Speedup Techniques for Molecular Dynamics Simulations of the Interaction of Acoustic Waves and Nanomaterials
HA Bennett and AC Zander and BS Cazzolato and DM Huang, 21ST INTERNATIONAL CONGRESS ON MODELLING AND SIMULATION (MODSIM2015), 655-661 (2015).
Nanomaterials are seen to have great potential for use in the area of sound absorption. However, direct inspection of the interactions between acoustic waves and nanomaterials is not feasible due to the short time and length-scales involved. Molecular dynamics simulations can assist in improving understanding of the mechanisms involved in this process, but they have limitations that must be overcome to make their use viable. The primary limitation is that molecular dynamics is computationally expensive, making the time-scales over which results can be obtained very short. This, in turn, makes the acoustic frequencies that can be examined extremely high. In the current work, the use of a simplified force field, multiple time-stepping, and an analytical description of the sound source producing the acoustic waves are investigated as methods to improve the speed of a model that simulates acoustic wave and nanomaterial interactions, as speedup directly translates into increased feasibility of longer time-scales (lower acoustic frequencies) and larger domains. The speedup and accuracy of these techniques are determined through benchmarking against existing computational results for the interaction of a carbon nanotube with a 2.57 GHz acoustic wave propagating through argon gas.
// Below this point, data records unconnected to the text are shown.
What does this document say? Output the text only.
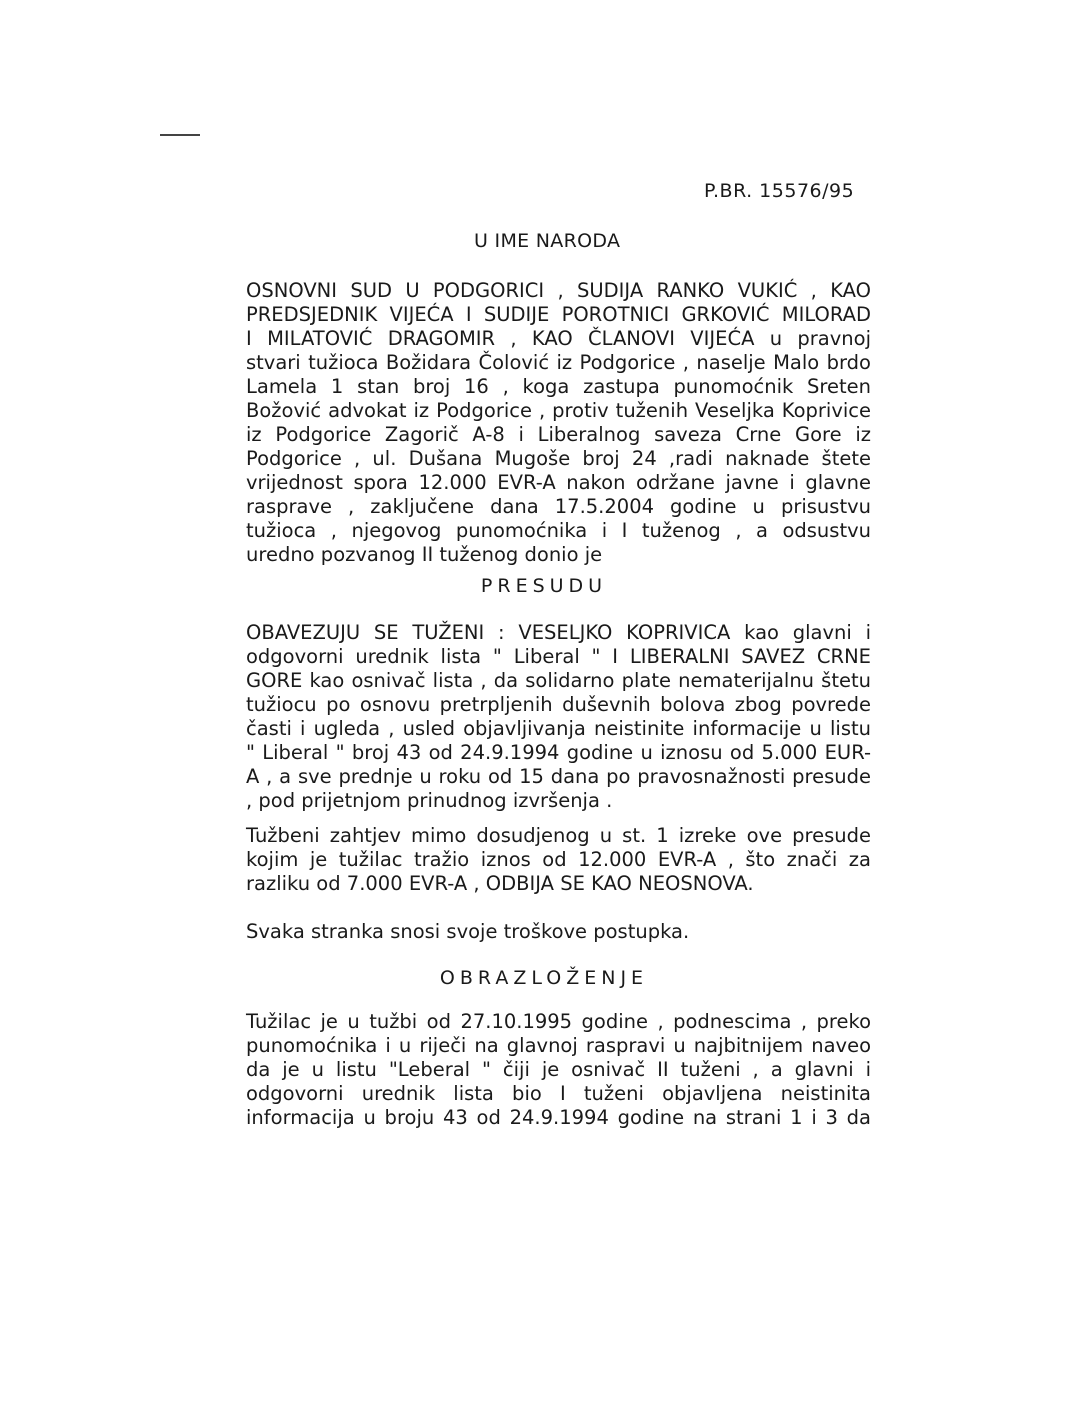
P.BR. 15576/95
U IME NARODA
OSNOVNI SUD U PODGORICI , SUDIJA RANKO VUKIĆ , KAO
PREDSJEDNIK VIJEĆA I SUDIJE POROTNICI GRKOVIĆ MILORAD
I MILATOVIĆ DRAGOMIR , KAO ČLANOVI VIJEĆA u pravnoj
stvari tužioca Božidara Čolović iz Podgorice , naselje Malo brdo
Lamela 1 stan broj 16 , koga zastupa punomoćnik Sreten
Božović advokat iz Podgorice , protiv tuženih Veseljka Koprivice
iz Podgorice Zagorič A-8 i Liberalnog saveza Crne Gore iz
Podgorice , ul. Dušana Mugoše broj 24 ,radi naknade štete
vrijednost spora 12.000 EVR-A nakon održane javne i glavne
rasprave , zaključene dana 17.5.2004 godine u prisustvu
tužioca , njegovog punomoćnika i I tuženog , a odsustvu
uredno pozvanog II tuženog donio je
PRESUDU
OBAVEZUJU SE TUŽENI : VESELJKO KOPRIVICA kao glavni i
odgovorni urednik lista " Liberal " I LIBERALNI SAVEZ CRNE
GORE kao osnivač lista , da solidarno plate nematerijalnu štetu
tužiocu po osnovu pretrpljenih duševnih bolova zbog povrede
časti i ugleda , usled objavljivanja neistinite informacije u listu
" Liberal " broj 43 od 24.9.1994 godine u iznosu od 5.000 EUR-
A , a sve prednje u roku od 15 dana po pravosnažnosti presude
, pod prijetnjom prinudnog izvršenja .
Tužbeni zahtjev mimo dosudjenog u st. 1 izreke ove presude
kojim je tužilac tražio iznos od 12.000 EVR-A , što znači za
razliku od 7.000 EVR-A , ODBIJA SE KAO NEOSNOVA.
Svaka stranka snosi svoje troškove postupka.
OBRAZLOŽENJE
Tužilac je u tužbi od 27.10.1995 godine , podnescima , preko
punomoćnika i u riječi na glavnoj raspravi u najbitnijem naveo
da je u listu "Leberal " čiji je osnivač II tuženi , a glavni i
odgovorni urednik lista bio I tuženi objavljena neistinita
informacija u broju 43 od 24.9.1994 godine na strani 1 i 3 da
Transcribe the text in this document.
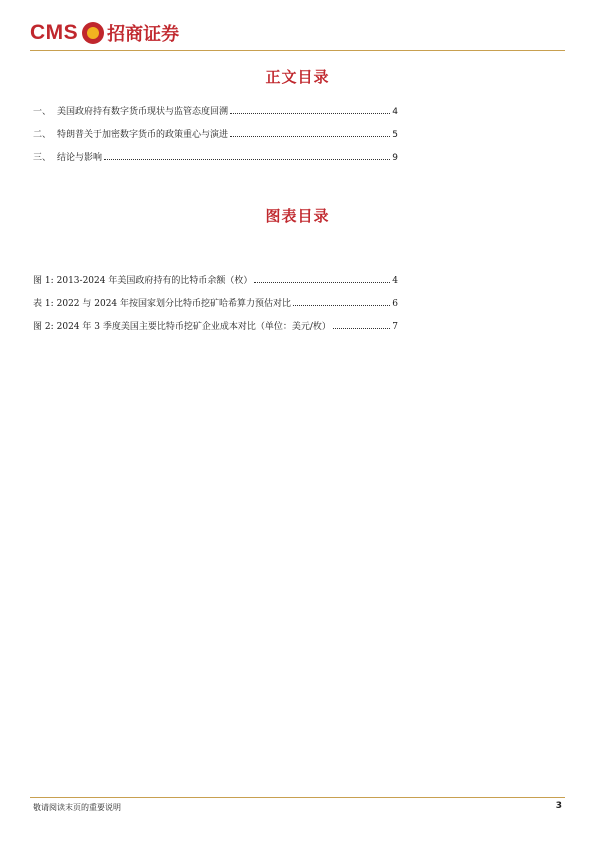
CMS 招商证券
正文目录
一、 美国政府持有数字货币现状与监管态度回溯	4
二、 特朗普关于加密数字货币的政策重心与演进	5
三、 结论与影响	9
图表目录
图 1: 2013-2024 年美国政府持有的比特币余额（枚）	4
表 1: 2022 与 2024 年按国家划分比特币挖矿哈希算力预估对比	6
图 2: 2024 年 3 季度美国主要比特币挖矿企业成本对比（单位：美元/枚）	7
敬请阅读末页的重要说明	3
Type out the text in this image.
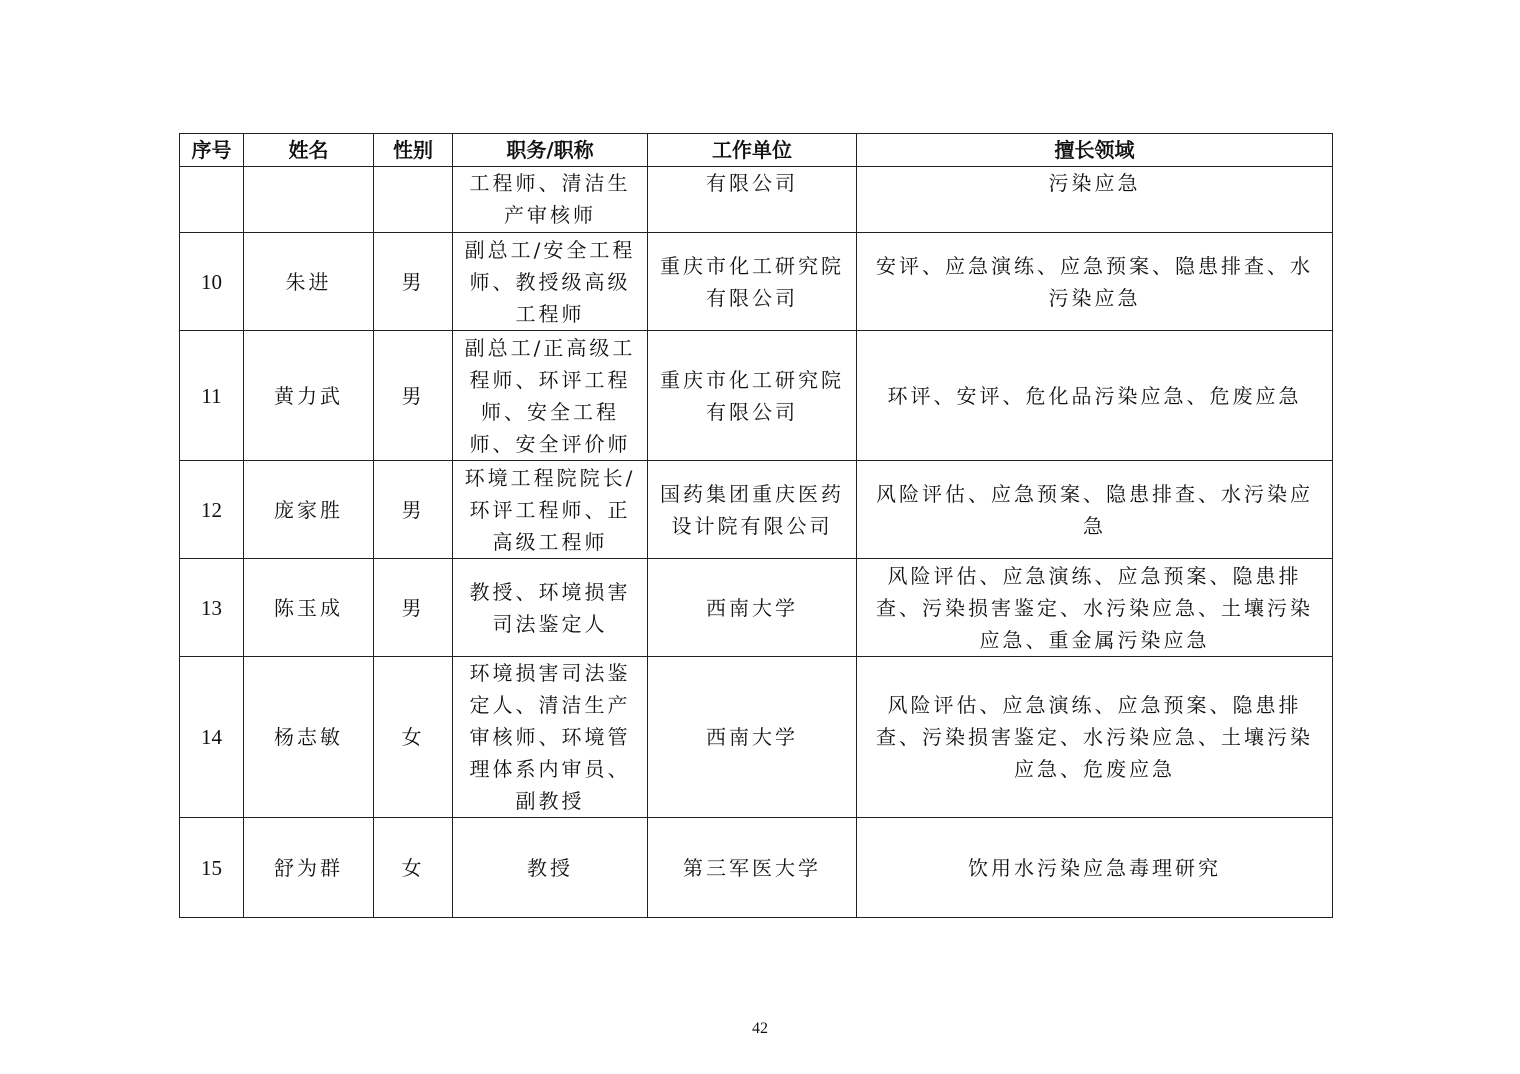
序号	姓名	性别	职务/职称	工作单位	擅长领域
			工程师、清洁生产审核师	有限公司	污染应急
10	朱进	男	副总工/安全工程师、教授级高级工程师	重庆市化工研究院有限公司	安评、应急演练、应急预案、隐患排查、水污染应急
11	黄力武	男	副总工/正高级工程师、环评工程师、安全工程师、安全评价师	重庆市化工研究院有限公司	环评、安评、危化品污染应急、危废应急
12	庞家胜	男	环境工程院院长/环评工程师、正高级工程师	国药集团重庆医药设计院有限公司	风险评估、应急预案、隐患排查、水污染应急
13	陈玉成	男	教授、环境损害司法鉴定人	西南大学	风险评估、应急演练、应急预案、隐患排查、污染损害鉴定、水污染应急、土壤污染应急、重金属污染应急
14	杨志敏	女	环境损害司法鉴定人、清洁生产审核师、环境管理体系内审员、副教授	西南大学	风险评估、应急演练、应急预案、隐患排查、污染损害鉴定、水污染应急、土壤污染应急、危废应急
15	舒为群	女	教授	第三军医大学	饮用水污染应急毒理研究
42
Significant speedup is obtained using these techniques: replacing the oscillating atomistic wall in the benchmark case with the analytical oscillating wall produces a speedup factor of 1.3; using the simpler Dreiding force field for the carbon nanotube instead of the benchmark case's REBO potential results in a speedup factor of 3.6; and exchanging the Velocity Verlet time integrator in the benchmark case with an rRESPA multiple time-step integrator along with using the Dreiding force field leads to a speedup factor of approximately 39. Combining all of these techniques further increases the speedup, resulting in a speedup factor of approximately 50 compared with the benchmark. The error introduced into the numerical results is no greater than 6%, suggesting these speedup techniques are appropriate for molecular dynamics simulations of acoustic wave and nanomaterial interactions.